Leaders Have a Love-Hate Relationship with Complexity. Here’s How They Can Deal With It.

Today’s complex business environment has leaders both frustrated and empowered at the same time. Here are the ways leaders have a love-hate relationship with complexity and how they can deal with it.

It’s no secret that the complexity of today’s business environment has leaders frazzled.

A recent survey by Eller Executive Education at the University of Arizona found that many business leaders are challenged by the wave of political, technological and cultural forces reshaping our society and, in turn, the nature of work.

Against this backdrop is another survey we gave to a cross-section of Fortune 500 global executives. It found that more than half are satisfied with their work. What they didn’t like, however, was the increased level of complexity seemingly getting in their way.

The conflicting feelings of executives expressed in both the surveys inspired me to ask the question: How can leaders come to terms with a love-hate relationship with complexity? I reached out to the respondents to our survey and asked them to share things that they love about complexity and things that they hate about it.

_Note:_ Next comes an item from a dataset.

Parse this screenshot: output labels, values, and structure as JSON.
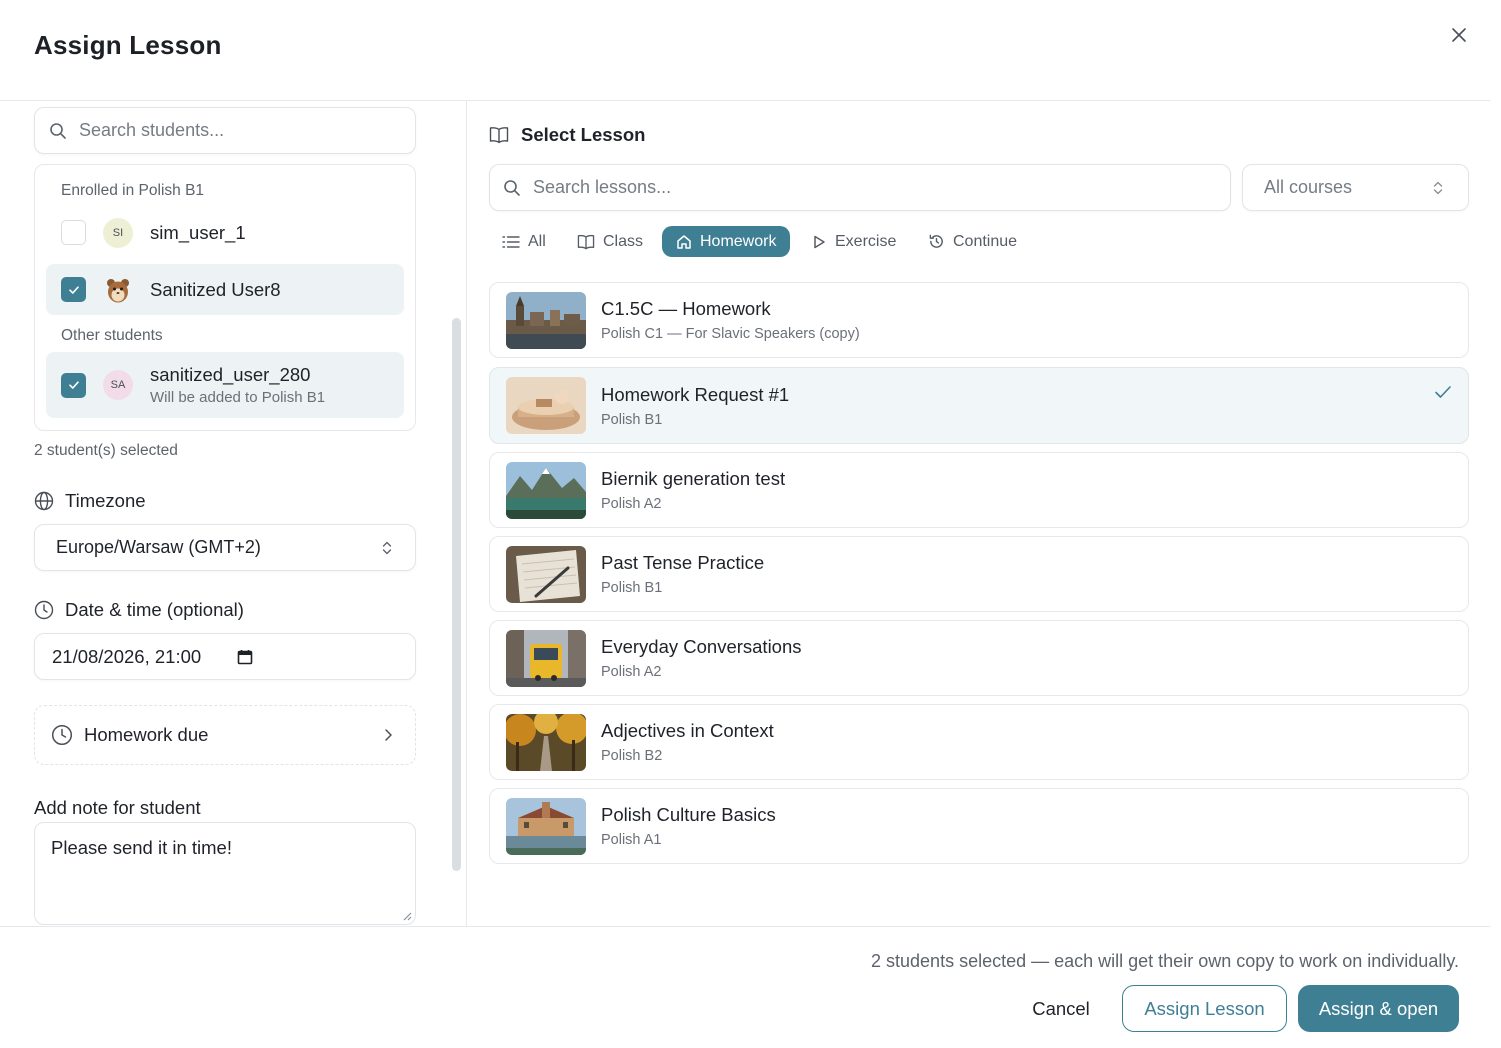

From my interviews emerged a series of five framing statements that agile leaders used to manage their love-hate ambivalence toward complexity.

LOVE insight, HATE data

Leaders are awash with data, trouble is that more data doesn’t always mean better results. Leaders should therefore strive to get actionable insight from the data they collect and know that some insight is better than a lot of unused data.

LOVE giving, HATE expecting

Leaders have come to expect a lot of others and ourselves; some of them get easily irritated when they don’t get what they want. Maybe a less stressful approach is to give before demanding something from others. The more leaders create a culture of giving around them, the more likely it is that they will be at the receiving end of someone else’s giving.

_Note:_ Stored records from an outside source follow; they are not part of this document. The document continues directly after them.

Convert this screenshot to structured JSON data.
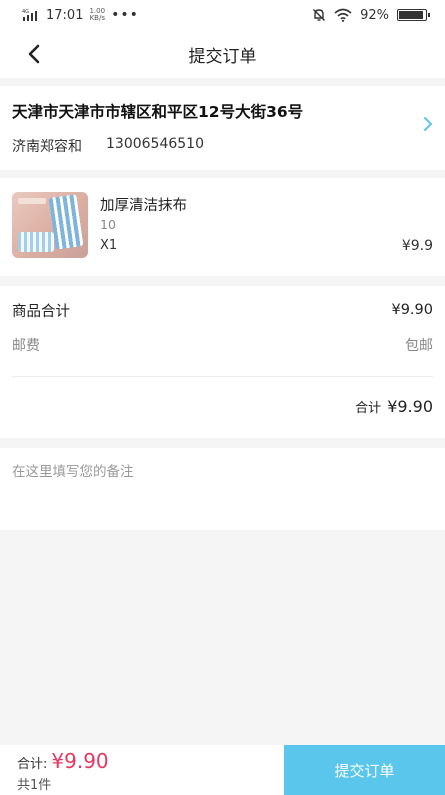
{
  "status_bar": {
    "network": "4G",
    "time": "17:01",
    "speed_value": "1.00",
    "speed_unit": "KB/s",
    "battery": "92%",
    "battery_level": 0.92
  },
  "header": {
    "title": "提交订单"
  },
  "address": {
    "line": "天津市天津市市辖区和平区12号大街36号",
    "name": "济南郑容和",
    "phone": "13006546510"
  },
  "product": {
    "name": "加厚清洁抹布",
    "spec": "10",
    "quantity": "X1",
    "price": "¥9.9"
  },
  "summary": {
    "goods_label": "商品合计",
    "goods_value": "¥9.90",
    "shipping_label": "邮费",
    "shipping_value": "包邮",
    "total_label": "合计",
    "total_value": "¥9.90"
  },
  "remark": {
    "placeholder": "在这里填写您的备注"
  },
  "bottom_bar": {
    "total_label": "合计:",
    "total_value": "¥9.90",
    "count": "共1件",
    "submit_label": "提交订单"
  },
  "colors": {
    "accent": "#5bc6ec",
    "price_red": "#e8365f"
  }
}
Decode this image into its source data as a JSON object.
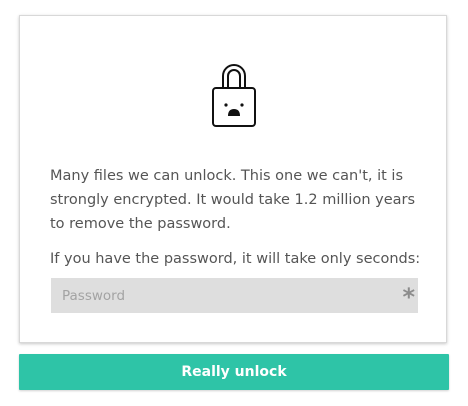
{
  "message": "Many files we can unlock. This one we can't, it is strongly encrypted. It would take 1.2 million years to remove the password.",
  "hint": "If you have the password, it will take only seconds:",
  "password_field": {
    "placeholder": "Password",
    "value": "",
    "icon": "asterisk-icon"
  },
  "unlock_button": {
    "label": "Really unlock"
  },
  "lock_icon": "sad-lock-icon",
  "colors": {
    "accent": "#2ec4a7",
    "text": "#555555",
    "input_background": "#dedede"
  }
}
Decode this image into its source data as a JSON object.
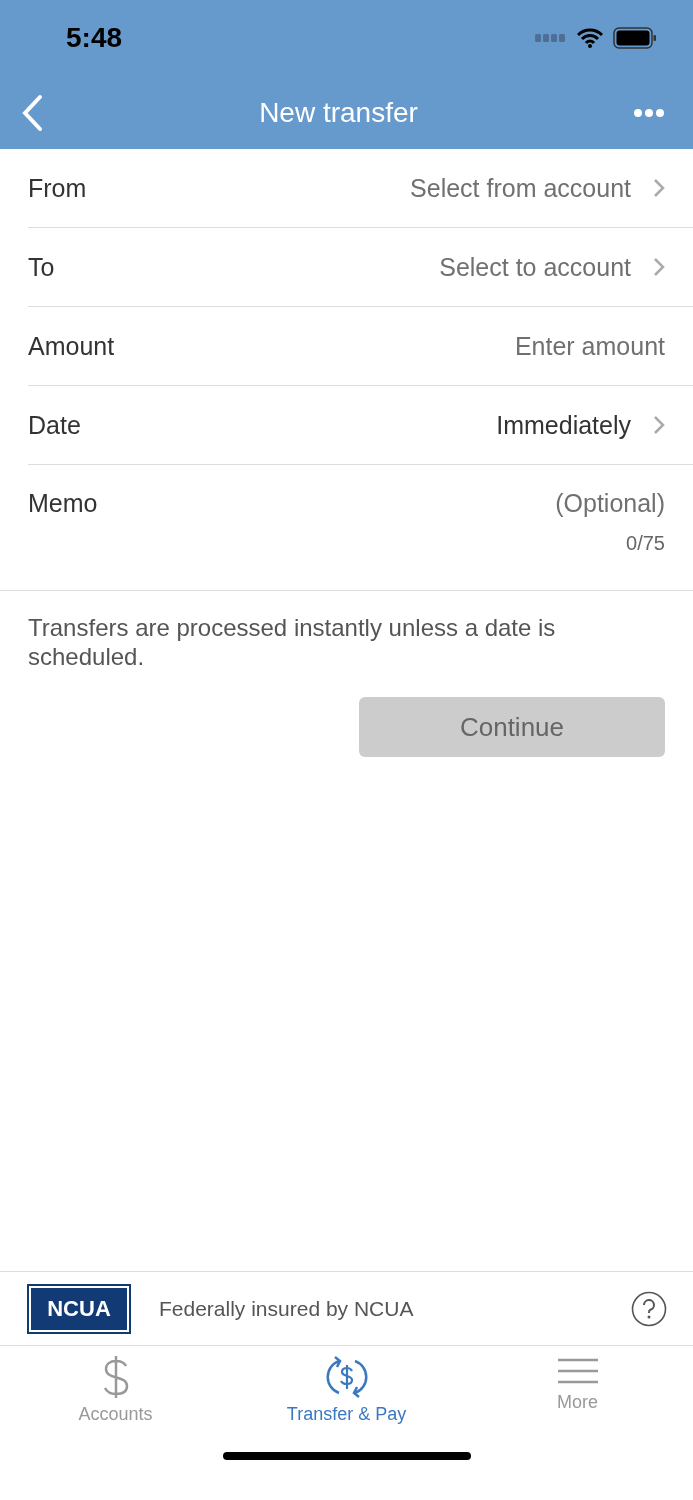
{
  "status_bar": {
    "time": "5:48"
  },
  "nav_bar": {
    "title": "New transfer"
  },
  "fields": [
    {
      "kind": "select",
      "label": "From",
      "placeholder": "Select from account"
    },
    {
      "kind": "select",
      "label": "To",
      "placeholder": "Select to account"
    },
    {
      "kind": "input",
      "label": "Amount",
      "placeholder": "Enter amount"
    },
    {
      "kind": "select",
      "label": "Date",
      "value": "Immediately"
    },
    {
      "kind": "memo",
      "label": "Memo",
      "placeholder": "(Optional)",
      "counter": "0/75"
    }
  ],
  "note": "Transfers are processed instantly unless a date is scheduled.",
  "continue_button": {
    "label": "Continue",
    "disabled": true
  },
  "insurance": {
    "logo": "NCUA",
    "text": "Federally insured by NCUA"
  },
  "tab_bar": [
    {
      "kind": "accounts",
      "label": "Accounts",
      "selected": false
    },
    {
      "kind": "transfer",
      "label": "Transfer & Pay",
      "selected": true
    },
    {
      "kind": "more",
      "label": "More",
      "selected": false
    }
  ]
}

LOVE collaboration, HATE connections

Leaders are so hyperconnected today, but they struggle to create long-term relationships that foster collaboration and new ideas. It is only when they stop to have meaningful conversations that they create the space for understanding, trust and meaningful work.

LOVE agility, HATE frenzy

Leaders are frantically trying to keep up with the quantity and scale of problems thrown at them. Many of them address this by compressing the time they spend on each problem and maybe try to cram in more. That’s frenzy not agile. Embracing complexity here means spending more time to develop an agile mindset and increase our capacity to learn.

LOVE purpose, HATE endless planning

Having a purpose helps to make leaders’ personal and organizational direction clear to everyone they work with. Turbulent times do not allow for endless revisions of plans that inevitably have to change. Leaders’ openness around their purpose will be appreciated and rewarded with the same. And suddenly their environment will start to appear less complicated.